Since I have close friends living north of the border, I've always liked Canada and want to visit the country someday, I've made it a point to keep up with what's happening there politically.  

Renee of Womanist Musings finally got her wish Thursday as the Conservative run Canadian government of PM Stephen Harper fell on a 156-145 no confidence vote.   That means that Parliament gets dissolved and new federal elections, the fourth in seven years will be held on May 2.    Canada has been run by a series of minority governments since 2004.   The latest minority government since 2006 has been run by the Sweater Vest and his Conservatives.   In the October 2008 election they fell just 12 seats short of getting the majority

As to what this means for the Trans Rights Bill, since C-389 hadn't cleared the Canadian Senate and received Royal Assent to become law, the whole process will have to start over again from scratch in the next Parliament.    It also means that if it does, there will be someone else besides MP Bill Siksay leading the charge on it since he has announced he's retiring

The Canadian House of Commons has 308 seats that the political parties in that country will be battling to get.    Currently the Conservatives hold 143 seats, the Liberals 77, the Bloc Quebecois 47, and the New Democratic Party 36. There are two independent lawmakers, and three seats are vacant.

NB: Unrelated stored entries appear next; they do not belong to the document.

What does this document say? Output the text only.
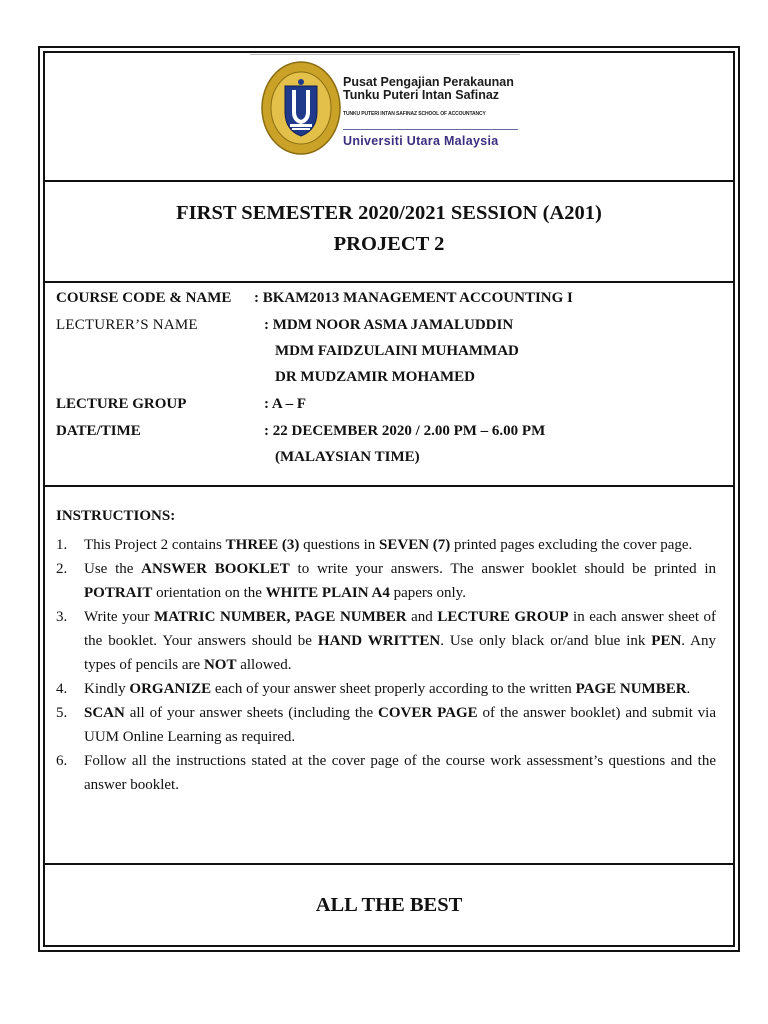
Pusat Pengajian Perakaunan
Tunku Puteri Intan Safinaz
TUNKU PUTERI INTAN SAFINAZ SCHOOL OF ACCOUNTANCY
Universiti Utara Malaysia
FIRST SEMESTER 2020/2021 SESSION (A201)
PROJECT 2
COURSE CODE & NAME : BKAM2013 MANAGEMENT ACCOUNTING I
LECTURER’S NAME	: MDM NOOR ASMA JAMALUDDIN
MDM FAIDZULAINI MUHAMMAD
DR MUDZAMIR MOHAMED
LECTURE GROUP	: A – F
DATE/TIME	: 22 DECEMBER 2020 / 2.00 PM – 6.00 PM
(MALAYSIAN TIME)
INSTRUCTIONS:
1. This Project 2 contains THREE (3) questions in SEVEN (7) printed pages excluding the cover page.
2. Use the ANSWER BOOKLET to write your answers. The answer booklet should be printed in POTRAIT orientation on the WHITE PLAIN A4 papers only.
3. Write your MATRIC NUMBER, PAGE NUMBER and LECTURE GROUP in each answer sheet of the booklet. Your answers should be HAND WRITTEN. Use only black or/and blue ink PEN. Any types of pencils are NOT allowed.
4. Kindly ORGANIZE each of your answer sheet properly according to the written PAGE NUMBER.
5. SCAN all of your answer sheets (including the COVER PAGE of the answer booklet) and submit via UUM Online Learning as required.
6. Follow all the instructions stated at the cover page of the course work assessment’s questions and the answer booklet.
ALL THE BEST
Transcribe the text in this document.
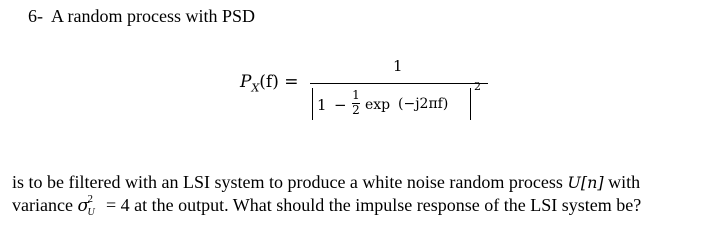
6- A random process with PSD
$P_X(f)$ =
1
1 −
1
2 exp (−j2πf)
2
is to be filtered with an LSI system to produce a white noise random process U[n] with
variance σ
2
U = 4 at the output. What should the impulse response of the LSI system be?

To form a majority government the magic number is 155 seats.   If  you fall short of that, you have to form a coalition with another party or combination of parties to give you the numerical governing majority, and that's known as a minority government.   Of course, if you want to fully implement your platform without having any interference from opposition parties your main goal for this election is to get 155 or more seats.

The leader of the party with the most seats, or a coalition that gives them a majority of House seats becomes the Canadian prime minister.   The current major party leaders are Stephen Harper for the Conservatives, Michael Ignatieff for the Liberals, Gilles Duceppe for the Bloc Quebecois, and Jack Layton for the New Democratic Party. 

So as you can tell by the party websites I linked to they have already swung into campaign mode.   Until May 2 the political commercials will be hot and heavy on Canadian TV sets and for those of you on our side of the border with cable systems that have Canadian stations on them.

I'll be keeping a long distance eye on what's transpiring in these elections north of the border because they will have an impact on our Canadian trans cousins, and by default, that means it will also indirectly impact us as well south of it.